The scientific method and scientific literacy in general foster habits of mind like how to ask questions, investigate, interpret results and findings, draw logical conclusions, and be open to revisions — all of which are important to success in other subjects and will carry into work, civic engagement and beyond, York said.
“The scientific method gives us an opportunity to have a thinking framework,” he said.
Christine Royce, a past president of the National Science Teaching Association and an education professor and co-director of the master’s in STEM education program at Shippensburg University in Pennsylvania, agrees that asking questions and developing a model lead to critical thinking skills.
“Students have to think through a process, take what they do know, ask questions to figure out more, and reorganize their thinking in a way that helps to answer that original question,” she said.

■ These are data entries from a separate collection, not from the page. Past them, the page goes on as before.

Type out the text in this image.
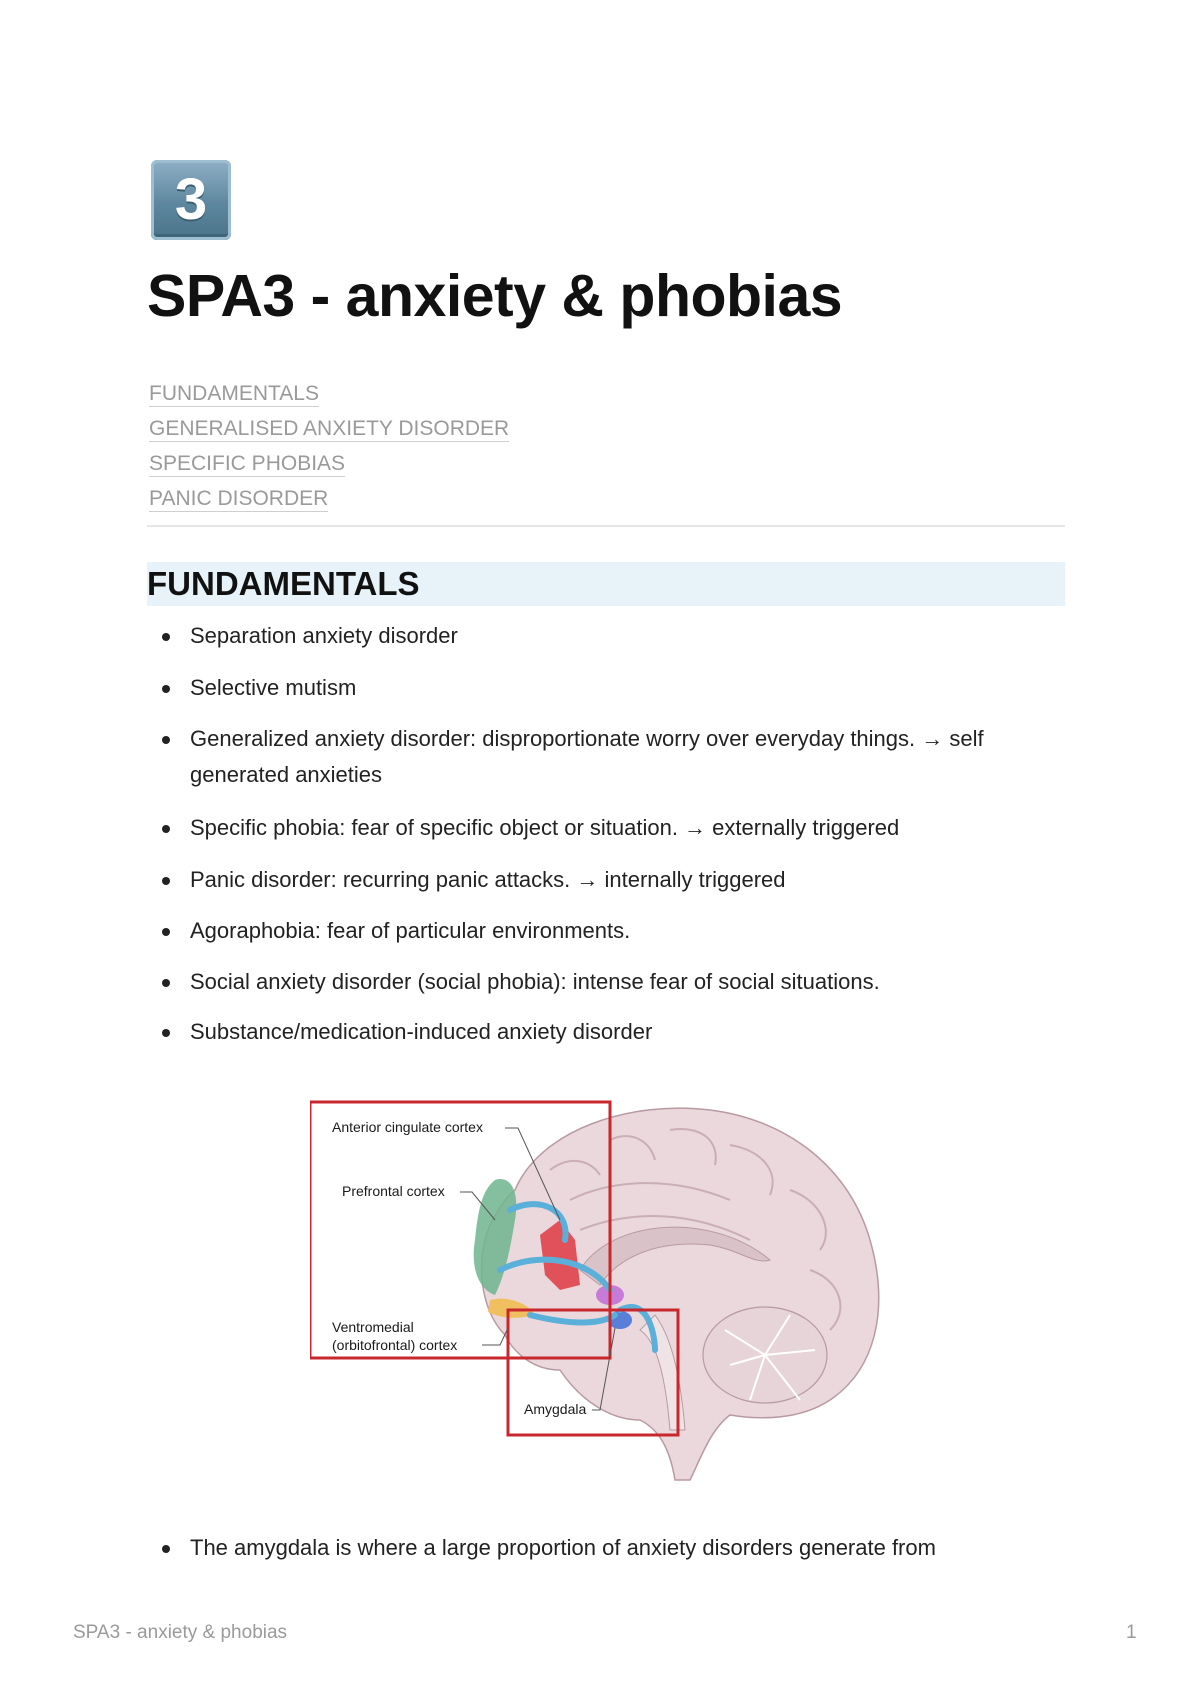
3
SPA3 - anxiety & phobias
FUNDAMENTALS
GENERALISED ANXIETY DISORDER
SPECIFIC PHOBIAS
PANIC DISORDER
FUNDAMENTALS
Separation anxiety disorder
Selective mutism
Generalized anxiety disorder: disproportionate worry over everyday things. → self generated anxieties
Specific phobia: fear of specific object or situation. → externally triggered
Panic disorder: recurring panic attacks. → internally triggered
Agoraphobia: fear of particular environments.
Social anxiety disorder (social phobia): intense fear of social situations.
Substance/medication-induced anxiety disorder
The amygdala is where a large proportion of anxiety disorders generate from
Anterior cingulate cortex
Prefrontal cortex
Ventromedial
(orbitofrontal) cortex
Amygdala
SPA3 - anxiety & phobias	1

These kinds of inquiry cycles can be set in motion not just in STEM projects, but also social studies papers that demand evidence backing up a point of view or English essays focused on why a student has certain personal beliefs, York said.

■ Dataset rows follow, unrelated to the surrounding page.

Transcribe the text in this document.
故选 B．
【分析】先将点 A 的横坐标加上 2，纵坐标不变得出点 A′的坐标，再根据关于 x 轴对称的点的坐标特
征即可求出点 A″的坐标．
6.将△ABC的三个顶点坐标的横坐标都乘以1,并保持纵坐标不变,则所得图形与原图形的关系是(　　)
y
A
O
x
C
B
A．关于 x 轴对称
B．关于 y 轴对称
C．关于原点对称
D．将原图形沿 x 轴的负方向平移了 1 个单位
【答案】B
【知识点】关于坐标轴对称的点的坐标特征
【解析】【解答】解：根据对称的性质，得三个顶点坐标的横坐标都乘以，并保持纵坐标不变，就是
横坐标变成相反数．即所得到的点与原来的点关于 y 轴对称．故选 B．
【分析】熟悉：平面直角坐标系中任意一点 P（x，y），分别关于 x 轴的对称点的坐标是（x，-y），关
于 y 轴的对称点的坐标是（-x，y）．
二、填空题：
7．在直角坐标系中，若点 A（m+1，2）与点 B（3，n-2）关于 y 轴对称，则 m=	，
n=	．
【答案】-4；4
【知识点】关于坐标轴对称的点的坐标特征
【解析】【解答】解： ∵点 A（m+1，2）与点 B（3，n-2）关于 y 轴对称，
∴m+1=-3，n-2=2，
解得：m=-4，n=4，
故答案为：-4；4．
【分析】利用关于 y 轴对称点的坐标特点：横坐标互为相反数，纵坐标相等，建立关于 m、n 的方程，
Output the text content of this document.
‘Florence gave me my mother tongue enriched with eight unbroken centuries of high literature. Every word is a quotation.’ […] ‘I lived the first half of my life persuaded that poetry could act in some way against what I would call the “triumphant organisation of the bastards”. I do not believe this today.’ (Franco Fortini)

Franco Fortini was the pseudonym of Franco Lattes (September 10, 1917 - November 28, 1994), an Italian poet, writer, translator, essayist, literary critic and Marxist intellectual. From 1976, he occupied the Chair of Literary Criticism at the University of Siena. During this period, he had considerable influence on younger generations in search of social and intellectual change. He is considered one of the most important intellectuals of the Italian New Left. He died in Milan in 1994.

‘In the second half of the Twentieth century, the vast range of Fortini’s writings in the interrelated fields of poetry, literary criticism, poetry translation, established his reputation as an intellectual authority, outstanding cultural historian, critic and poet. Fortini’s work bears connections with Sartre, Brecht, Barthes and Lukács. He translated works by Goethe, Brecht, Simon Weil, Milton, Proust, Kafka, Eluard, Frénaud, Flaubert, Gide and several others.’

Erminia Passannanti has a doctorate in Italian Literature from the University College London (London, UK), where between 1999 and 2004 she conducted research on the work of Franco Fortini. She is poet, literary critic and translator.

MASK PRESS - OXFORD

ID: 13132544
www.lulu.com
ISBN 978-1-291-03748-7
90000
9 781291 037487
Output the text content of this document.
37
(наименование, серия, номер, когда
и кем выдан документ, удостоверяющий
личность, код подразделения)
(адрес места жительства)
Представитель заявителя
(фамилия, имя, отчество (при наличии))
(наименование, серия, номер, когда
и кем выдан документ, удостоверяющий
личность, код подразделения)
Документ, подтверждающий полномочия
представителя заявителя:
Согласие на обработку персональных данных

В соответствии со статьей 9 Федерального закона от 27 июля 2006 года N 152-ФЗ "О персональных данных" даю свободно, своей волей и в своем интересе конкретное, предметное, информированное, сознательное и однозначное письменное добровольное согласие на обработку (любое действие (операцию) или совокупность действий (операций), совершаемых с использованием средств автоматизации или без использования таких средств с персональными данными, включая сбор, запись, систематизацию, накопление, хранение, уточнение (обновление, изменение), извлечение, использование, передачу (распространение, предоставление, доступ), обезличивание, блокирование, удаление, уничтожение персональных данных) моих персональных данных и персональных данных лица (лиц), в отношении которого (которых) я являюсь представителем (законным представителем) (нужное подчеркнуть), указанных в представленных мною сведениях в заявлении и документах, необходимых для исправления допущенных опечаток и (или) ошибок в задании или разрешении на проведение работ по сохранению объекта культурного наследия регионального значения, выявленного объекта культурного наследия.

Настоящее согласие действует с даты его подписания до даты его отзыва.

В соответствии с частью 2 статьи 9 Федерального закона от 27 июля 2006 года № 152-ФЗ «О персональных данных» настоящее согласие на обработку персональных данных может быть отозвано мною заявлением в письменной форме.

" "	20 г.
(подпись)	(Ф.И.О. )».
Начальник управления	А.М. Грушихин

All of these types of assignments “encourage students to document their thinking and revise their hypotheses and conclusions,” he said. “That focuses on not just what did you find, but how did you decide? What was your reasoning? The idea being that when students learn the scientific method, they’re learning how to think — not just what to think. These are skills that carry over into any discipline and any career.”
They’re also important in an age with increasing volumes of information coming at students from multiple sources, so they can suss out where reasoning might not be solid, and where misinformation is being produced as a result, York said.
“This skill of building out how to think and understand claims, evidence and reasoning gives people a powerful structure to reason and revise — to help them navigate a world where they have to be constantly asking, ‘Is this real? Is this not real? What evidence do I have? How reliable is this source?’” he said.
Teachers should start with a video clip or a demonstration that prompts curiosity in students so they’re asking questions from the get-go, Royce said.
“We don’t want them being passive learners,” she said of students. “Teachers can support that process of critical thinking and being genuinely interested in the topic by finding ways to connect to their community, their local environment, things they’re interested in — sports to music to even politics — today.”
Royce also agrees this can apply to other subjects in school or even in day-to-day life.
“We want them asking questions every day. We want them utilizing those higher-order critical thinking skills,” she said. “The process should be iterative. They might go so far down a path and go, ‘You know what? We have more questions. We need to collect more evidence and information.’ They begin to see it’s not a linear path: It’s a cyclical or iterative path.”
York suggests that educators check out a 2024 meta-analysis published in the Journal of Education in Mathematics, Science and Technology, which examined the effects of inquiry-based approaches on students’ science learning, and how it significantly impacts their higher-order thinking skills compared with conventional instruction.
In regard to the skills imparted by these approaches, he said, “This is what we hear college faculty asking for students to have coming in — and what we see employers asking about.”